For compressor replacement specialized tools are needed in addition to o ring seals, nylog lube and a new reciever/accumulator along with orifice while you're there. Gauge set and vacuum pump among other things.
If you jumped the switch and it got cold while idling, check pressures with a proper gauge set and possibly then replace LP switch. Don't use the "kill an AC" kit stop leak stuff.

I just jump the switch but it was cool enough could not tell. When I get home will see if it gets cold. Just didn't want to run it long in case it is really low.
Guess, will not look into replacing the compressor. I think I found a place that will test the pressure without charging alot of money,
Thanks for the information
 






$1800 is a major rip off. I would not give those places your business. I deal often with a local AC shop and their prices are a tiny fraction of that amount (think 1/20).

The only way I could see a $1800 bill, is if a shop was replacing every single AC component in your car and charging you for the parts as well. Even then that's about $800 too much!

If your charge level is good (not overly high or low), you probably do have a bad low/high pressure switch. The system will not keep the compressor engaged if it detects the refrigerant (freon) pressure is too low or too high.

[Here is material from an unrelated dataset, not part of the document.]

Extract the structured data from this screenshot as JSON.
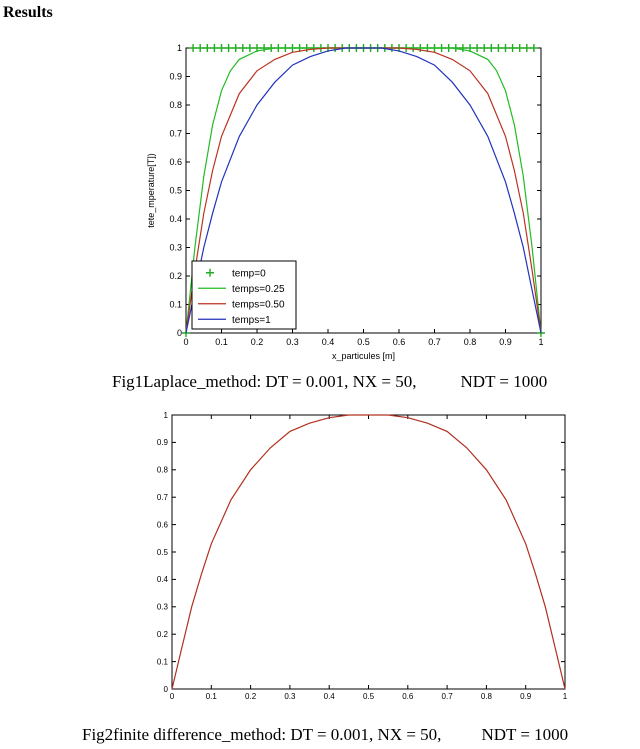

Replacing the switch in most cases will require evacuating the system and recharging it once the new switch is installed. The switch should be available from any local parts store or online supplier for under $40 and usually is replaceable with basic hand tools. A reasonable charge to have a system evacuated and recharged would be in the range of $40-70 with refrigerant included.

Your compressor is probably fine. When they go bad, it is usually either a failure of the compressor seals (leaking freon out) or internal mechanical failure, in which case it will fully or partially seize up and clog the system with chunks of fragged compressor. Occasionally the clutch will fail but this is rare and would cause different symptoms than you are seeing.
 






Thanks, will post what I find out that now I have a better understanding.